Il acquiesça en silence, observant lui aussi la jeune fille victorieuse qui saluait son public. Tandis que l'aînée et la benjamine contemplaient le duo en train de s'échanger des réparties, une tension sous-jacente paraissait guider leur dialogue, les faisant craindre une remarque à chaque instant. Les regards pénétrants d'Élinor et d'Aron semblaient s'affronter dans une joute verbale silencieuse, telle une danse complexe où les mots jouaient à cache-cache, porteurs de secrets indicibles.

— Participerez-vous au bal ce soir mademoiselle Esther ? Je crois me rappeler que vous en avez été conspuez la dernière fois, questionna-t-il la petite demoiselle qui paraissait encore plus minuscule à côté de l'imposante carrure d'Aron.

— Si j'échappe à la vigilance de mes parents, peut-être, répondit-elle en haussant mollement les épaules, persuadée qu'elle n'en aurait pas l'occasion.

— Je vous réserve une danse si vous y parvenez. Vous aussi avez le droit de vous amuser.

— Vraiment, se réjouit la benjamine les yeux brillants.

— Je n'ai qu'une parole.

— Wouhou ! Les autres jeunes filles en seront vertes de jalousie, se réjouit-elle en bondissant avant de rejoindre Evalyn pour lui faire part de la nouvelle.

— Merci Monsieur Ashford, le remercia Élisabeth pour sa prévenance.

— Je vous en prie.

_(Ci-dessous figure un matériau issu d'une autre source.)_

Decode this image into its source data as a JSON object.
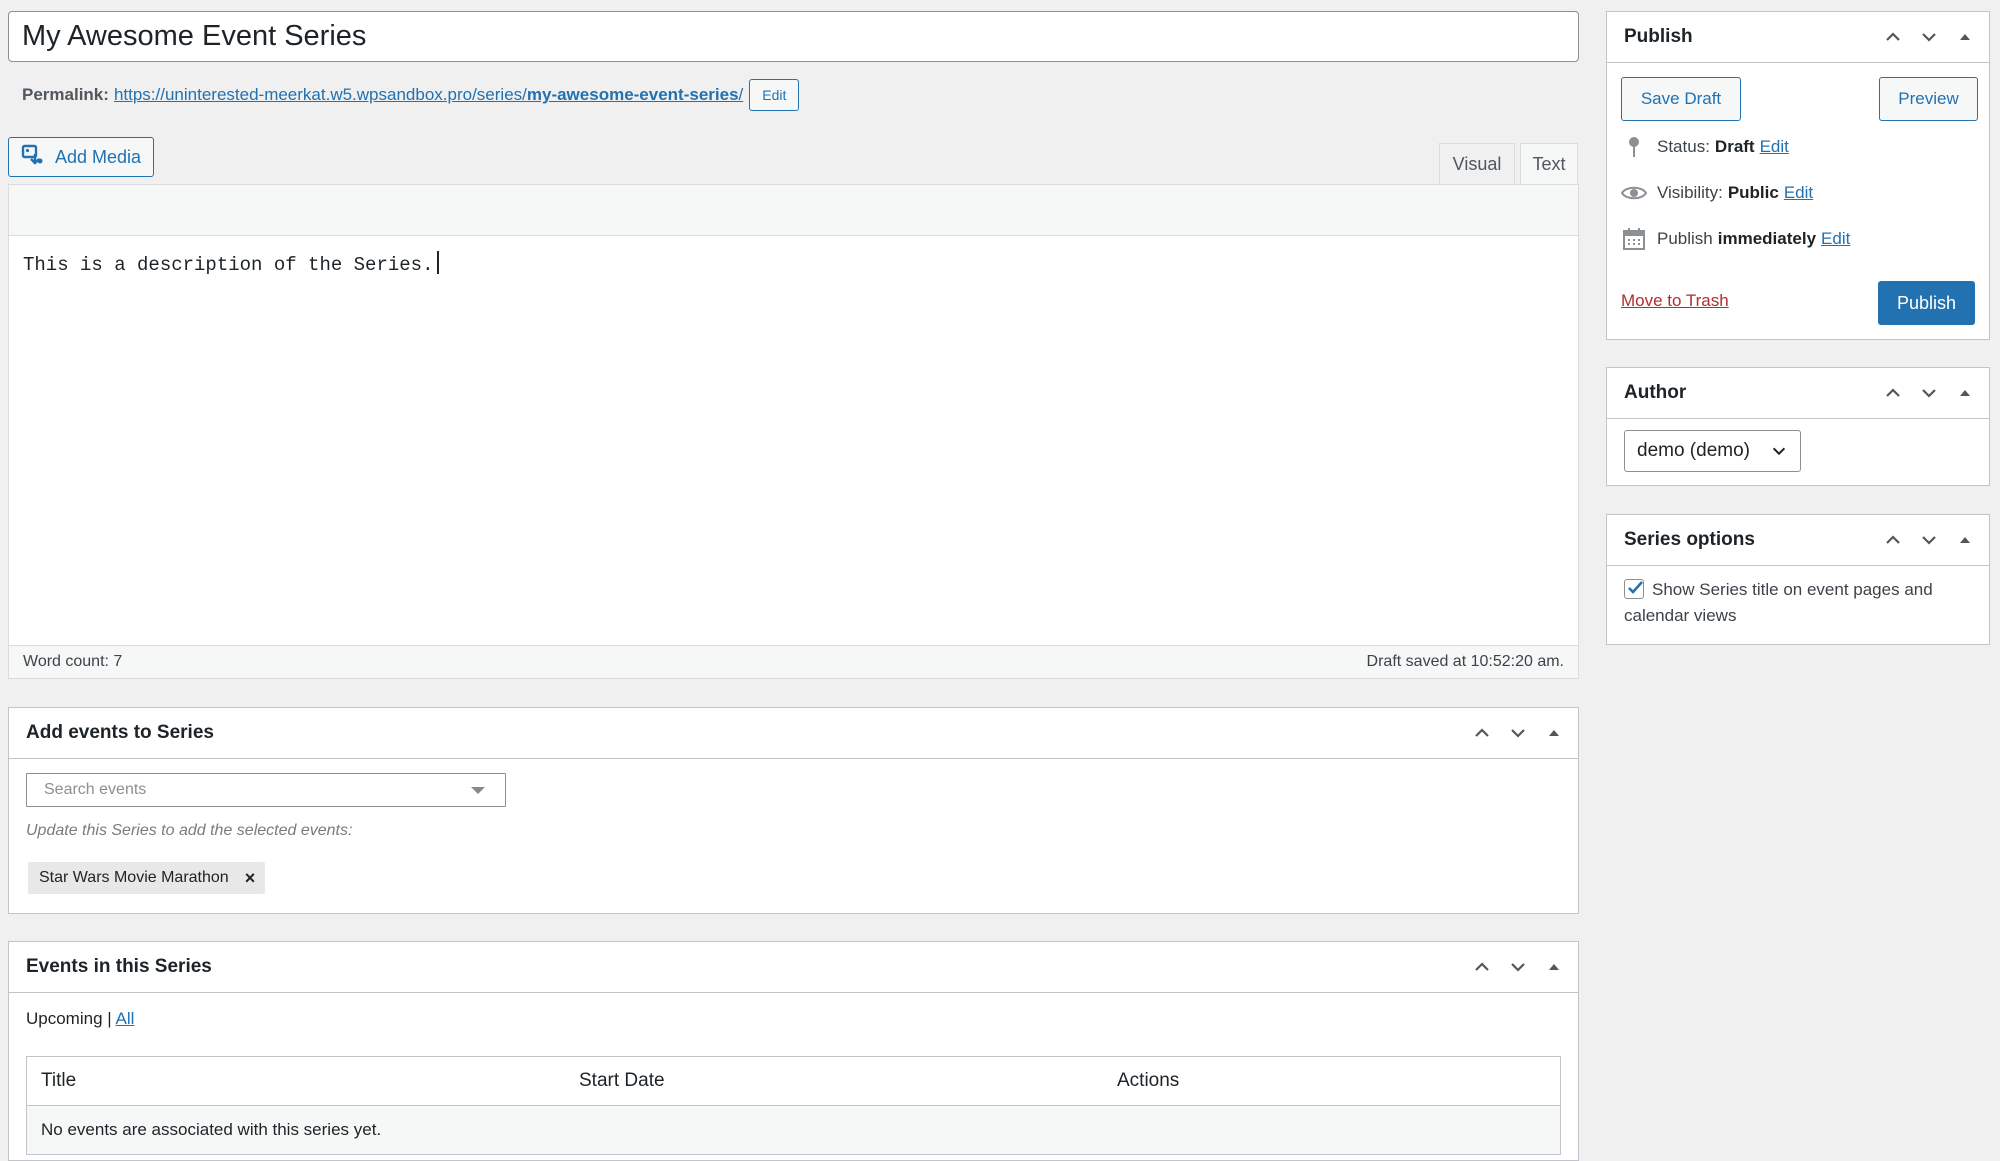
{
  "post": {
    "title": "My Awesome Event Series",
    "permalink_label": "Permalink:",
    "permalink_base": "https://uninterested-meerkat.w5.wpsandbox.pro/series/",
    "permalink_slug": "my-awesome-event-series",
    "permalink_trail": "/",
    "permalink_edit": "Edit"
  },
  "editor": {
    "add_media": "Add Media",
    "tabs": [
      "Visual",
      "Text"
    ],
    "active_tab": "Text",
    "content": "This is a description of the Series.",
    "word_count": "Word count: 7",
    "draft_saved": "Draft saved at 10:52:20 am."
  },
  "add_events": {
    "title": "Add events to Series",
    "search_placeholder": "Search events",
    "note": "Update this Series to add the selected events:",
    "selected": [
      "Star Wars Movie Marathon"
    ],
    "remove_glyph": "×"
  },
  "series_events": {
    "title": "Events in this Series",
    "filter_current": "Upcoming",
    "filter_sep": " | ",
    "filter_all": "All",
    "columns": [
      "Title",
      "Start Date",
      "Actions"
    ],
    "empty": "No events are associated with this series yet."
  },
  "publish": {
    "title": "Publish",
    "save_draft": "Save Draft",
    "preview": "Preview",
    "status_label": "Status:",
    "status_value": "Draft",
    "visibility_label": "Visibility:",
    "visibility_value": "Public",
    "publish_label": "Publish",
    "publish_value": "immediately",
    "edit": "Edit",
    "move_to_trash": "Move to Trash",
    "publish_button": "Publish"
  },
  "author": {
    "title": "Author",
    "selected": "demo (demo)"
  },
  "series_options": {
    "title": "Series options",
    "show_title_label": "Show Series title on event pages and calendar views",
    "show_title_checked": true
  },
  "colors": {
    "accent": "#2271b1",
    "danger": "#b32d2e",
    "background": "#f0f0f1"
  }
}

Je vous aurais bien demandé une danse mais je pense que Monsieur le Duc va toutes vous les monopoliser, répondit-il en désignant du regard le noble qui l'attendait à l'autre bout de la salle.

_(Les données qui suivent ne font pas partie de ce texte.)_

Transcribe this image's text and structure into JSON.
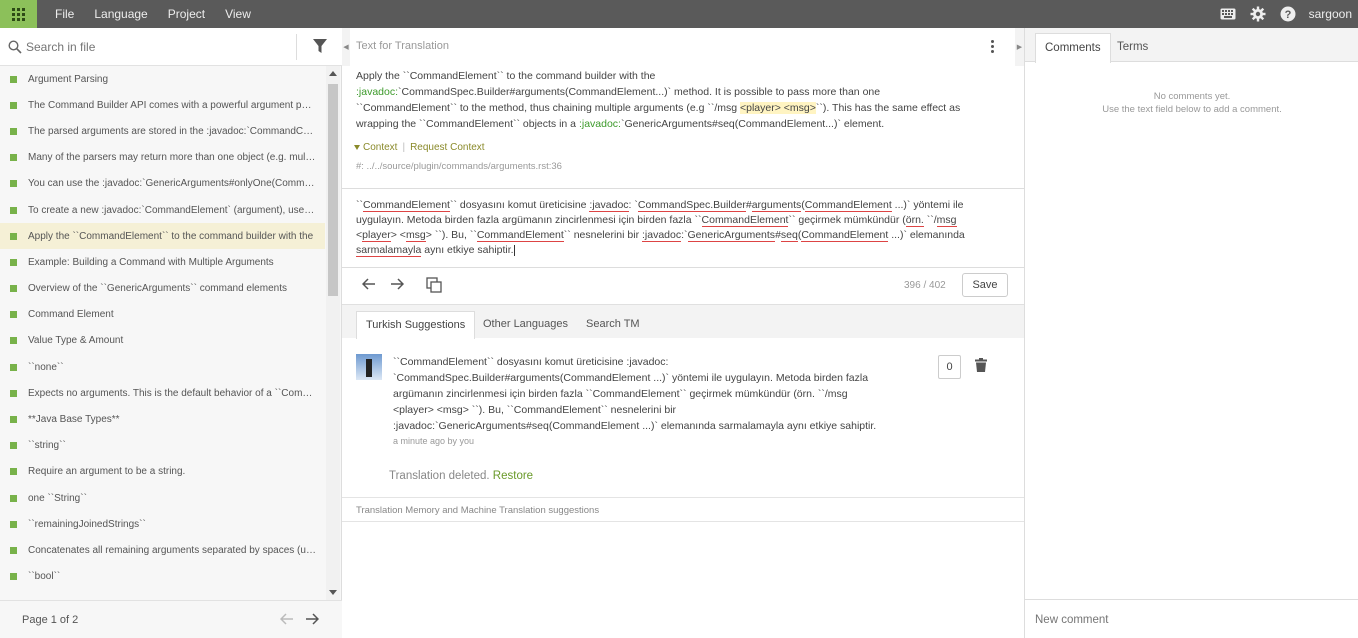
{
  "menu": [
    "File",
    "Language",
    "Project",
    "View"
  ],
  "user": "sargoon",
  "left": {
    "search_placeholder": "Search in file",
    "items": [
      "Argument Parsing",
      "The Command Builder API comes with a powerful argument parser for converting the string input to java base types. However, arguments for commands can be created with",
      "The parsed arguments are stored in the :javadoc:`CommandContext` object.",
      "Many of the parsers may return more than one object (e.g. multiple online players with a matching username).",
      "You can use the :javadoc:`GenericArguments#onlyOne(CommandElement)`",
      "To create a new :javadoc:`CommandElement` (argument), use the :javadoc:`GenericArguments`",
      "Apply the ``CommandElement`` to the command builder with the",
      "Example: Building a Command with Multiple Arguments",
      "Overview of the ``GenericArguments`` command elements",
      "Command Element",
      "Value Type & Amount",
      "``none``",
      "Expects no arguments. This is the default behavior of a ``CommandSpec``.",
      "**Java Base Types**",
      "``string``",
      "Require an argument to be a string.",
      "one ``String``",
      "``remainingJoinedStrings``",
      "Concatenates all remaining arguments separated by spaces (useful for message commands).",
      "``bool``"
    ],
    "selected_index": 6,
    "pager_text": "Page 1 of 2"
  },
  "source": {
    "header": "Text for Translation",
    "p1": "Apply the ``CommandElement`` to the command builder with the",
    "p2_green": ":javadoc:",
    "p2_rest": "`CommandSpec.Builder#arguments(CommandElement...)` method. It is possible to pass more than one",
    "p3_a": "``CommandElement`` to the method, thus chaining multiple arguments (e.g ``/msg ",
    "p3_hl": "<player> <msg>",
    "p3_b": "``). This has the same effect as",
    "p4_a": "wrapping the ``CommandElement`` objects in a ",
    "p4_green": ":javadoc:",
    "p4_b": "`GenericArguments#seq(CommandElement...)` element.",
    "context_label": "Context",
    "request_context": "Request Context",
    "ref": "#: ../../source/plugin/commands/arguments.rst:36"
  },
  "translation": {
    "l1a": "``",
    "l1b": "CommandElement",
    "l1c": "`` dosyasını komut üreticisine ",
    "l1d": ":javadoc",
    "l1e": ": `",
    "l1f": "CommandSpec.Builder",
    "l1g": "#",
    "l1h": "arguments",
    "l1i": "(",
    "l1j": "CommandElement",
    "l1k": " ...)` yöntemi ile",
    "l2a": "uygulayın. Metoda birden fazla argümanın zincirlenmesi için birden fazla ``",
    "l2b": "CommandElement",
    "l2c": "`` geçirmek mümkündür (",
    "l2d": "örn.",
    "l2e": " ``/",
    "l2f": "msg",
    "l3a": "<",
    "l3b": "player",
    "l3c": "> <",
    "l3d": "msg",
    "l3e": "> ``). Bu, ``",
    "l3f": "CommandElement",
    "l3g": "`` nesnelerini bir ",
    "l3h": ":javadoc",
    "l3i": ":`",
    "l3j": "GenericArguments",
    "l3k": "#",
    "l3l": "seq",
    "l3m": "(",
    "l3n": "CommandElement",
    "l3o": " ...)` elemanında",
    "l4a": "sarmalamayla",
    "l4b": " aynı etkiye sahiptir."
  },
  "actions": {
    "count": "396 / 402",
    "save": "Save"
  },
  "tabs": [
    "Turkish Suggestions",
    "Other Languages",
    "Search TM"
  ],
  "suggestion": {
    "lines": [
      "``CommandElement`` dosyasını komut üreticisine :javadoc:",
      "`CommandSpec.Builder#arguments(CommandElement ...)` yöntemi ile uygulayın. Metoda birden fazla",
      "argümanın zincirlenmesi için birden fazla ``CommandElement`` geçirmek mümkündür (örn. ``/msg",
      "<player> <msg> ``). Bu, ``CommandElement`` nesnelerini bir",
      ":javadoc:`GenericArguments#seq(CommandElement ...)` elemanında sarmalamayla aynı etkiye sahiptir."
    ],
    "meta": "a minute ago by you",
    "votes": "0",
    "deleted_text": "Translation deleted.",
    "restore": "Restore"
  },
  "tm_header": "Translation Memory and Machine Translation suggestions",
  "right": {
    "tabs": [
      "Comments",
      "Terms"
    ],
    "no_comments": "No comments yet.",
    "hint": "Use the text field below to add a comment.",
    "new_comment_placeholder": "New comment"
  },
  "colors": {
    "accent": "#8cc05a",
    "topbar": "#5a5a5a",
    "dot": "#78b24a",
    "selected_row": "#f5f0d6"
  }
}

L'aînée esquissa une révérence gracieuse avant de rejoindre son prétendant, laissant le duo seul. Aron présumait une réplique cinglante provenant d'Élinor mais il se surprît à voir naître un sourire reconnaissant sur ses lèvres.

— Pas de reproches ?

— Donnerais-je une image si peu reluisante de ma personne pour que vous craigniez à ce point des sermons de ma part ? S'il s'agit de faire plaisir à ma benjamine je n'y vois aucun inconvénient.

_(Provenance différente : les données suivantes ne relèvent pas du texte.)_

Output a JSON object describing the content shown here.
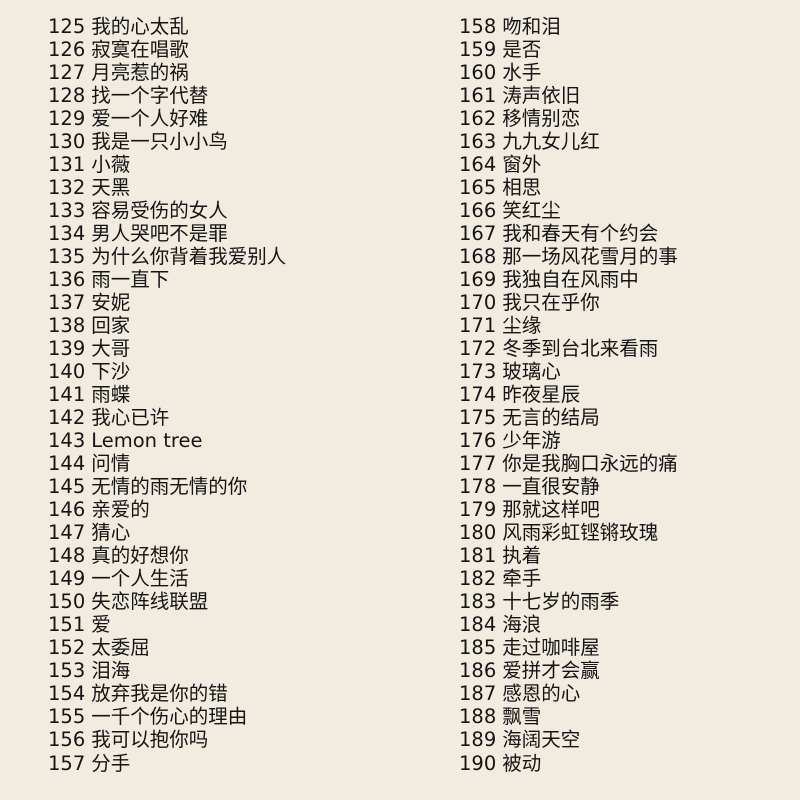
{
  "columns": [
    {
      "items": [
        {
          "num": "125",
          "title": "我的心太乱"
        },
        {
          "num": "126",
          "title": "寂寞在唱歌"
        },
        {
          "num": "127",
          "title": "月亮惹的祸"
        },
        {
          "num": "128",
          "title": "找一个字代替"
        },
        {
          "num": "129",
          "title": "爱一个人好难"
        },
        {
          "num": "130",
          "title": "我是一只小小鸟"
        },
        {
          "num": "131",
          "title": "小薇"
        },
        {
          "num": "132",
          "title": "天黑"
        },
        {
          "num": "133",
          "title": "容易受伤的女人"
        },
        {
          "num": "134",
          "title": "男人哭吧不是罪"
        },
        {
          "num": "135",
          "title": "为什么你背着我爱别人"
        },
        {
          "num": "136",
          "title": "雨一直下"
        },
        {
          "num": "137",
          "title": "安妮"
        },
        {
          "num": "138",
          "title": "回家"
        },
        {
          "num": "139",
          "title": "大哥"
        },
        {
          "num": "140",
          "title": "下沙"
        },
        {
          "num": "141",
          "title": "雨蝶"
        },
        {
          "num": "142",
          "title": "我心已许"
        },
        {
          "num": "143",
          "title": "Lemon tree"
        },
        {
          "num": "144",
          "title": "问情"
        },
        {
          "num": "145",
          "title": "无情的雨无情的你"
        },
        {
          "num": "146",
          "title": "亲爱的"
        },
        {
          "num": "147",
          "title": "猜心"
        },
        {
          "num": "148",
          "title": "真的好想你"
        },
        {
          "num": "149",
          "title": "一个人生活"
        },
        {
          "num": "150",
          "title": "失恋阵线联盟"
        },
        {
          "num": "151",
          "title": "爱"
        },
        {
          "num": "152",
          "title": "太委屈"
        },
        {
          "num": "153",
          "title": "泪海"
        },
        {
          "num": "154",
          "title": "放弃我是你的错"
        },
        {
          "num": "155",
          "title": "一千个伤心的理由"
        },
        {
          "num": "156",
          "title": "我可以抱你吗"
        },
        {
          "num": "157",
          "title": "分手"
        }
      ]
    },
    {
      "items": [
        {
          "num": "158",
          "title": "吻和泪"
        },
        {
          "num": "159",
          "title": "是否"
        },
        {
          "num": "160",
          "title": "水手"
        },
        {
          "num": "161",
          "title": "涛声依旧"
        },
        {
          "num": "162",
          "title": "移情别恋"
        },
        {
          "num": "163",
          "title": "九九女儿红"
        },
        {
          "num": "164",
          "title": "窗外"
        },
        {
          "num": "165",
          "title": "相思"
        },
        {
          "num": "166",
          "title": "笑红尘"
        },
        {
          "num": "167",
          "title": "我和春天有个约会"
        },
        {
          "num": "168",
          "title": "那一场风花雪月的事"
        },
        {
          "num": "169",
          "title": "我独自在风雨中"
        },
        {
          "num": "170",
          "title": "我只在乎你"
        },
        {
          "num": "171",
          "title": "尘缘"
        },
        {
          "num": "172",
          "title": "冬季到台北来看雨"
        },
        {
          "num": "173",
          "title": "玻璃心"
        },
        {
          "num": "174",
          "title": "昨夜星辰"
        },
        {
          "num": "175",
          "title": "无言的结局"
        },
        {
          "num": "176",
          "title": "少年游"
        },
        {
          "num": "177",
          "title": "你是我胸口永远的痛"
        },
        {
          "num": "178",
          "title": "一直很安静"
        },
        {
          "num": "179",
          "title": "那就这样吧"
        },
        {
          "num": "180",
          "title": "风雨彩虹铿锵玫瑰"
        },
        {
          "num": "181",
          "title": "执着"
        },
        {
          "num": "182",
          "title": "牵手"
        },
        {
          "num": "183",
          "title": "十七岁的雨季"
        },
        {
          "num": "184",
          "title": "海浪"
        },
        {
          "num": "185",
          "title": "走过咖啡屋"
        },
        {
          "num": "186",
          "title": "爱拼才会赢"
        },
        {
          "num": "187",
          "title": "感恩的心"
        },
        {
          "num": "188",
          "title": "飘雪"
        },
        {
          "num": "189",
          "title": "海阔天空"
        },
        {
          "num": "190",
          "title": "被动"
        }
      ]
    }
  ],
  "colors": {
    "background": "#f2ebe0",
    "text": "#141414"
  }
}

— Je vous croyais surtout plus jalouse.

— Vous êtes grossier et vaniteux, répliqua-t-elle en roulant des yeux, ce qui soutira un sourire au gentleman.

— Je sais que vous savez ne pas avoir besoin de quémander pour avoir une valse en ma compagnie, s'enquit-il taquin. Sinon, comment s'est passé votre interrogatoire avec toutes ces charmantes demoiselles ?

— Ne m'en parlez pas. Certaines peuvent se montrer véritablement impitoyables, avoua-t-elle dans un soupir las.

— Elles détiennent des armes dont nous sommes dépourvus. L'homme tue peut-être mais la femme rend fou, affirma t-il d'une voix grave en scrutant l'horizon, pensif.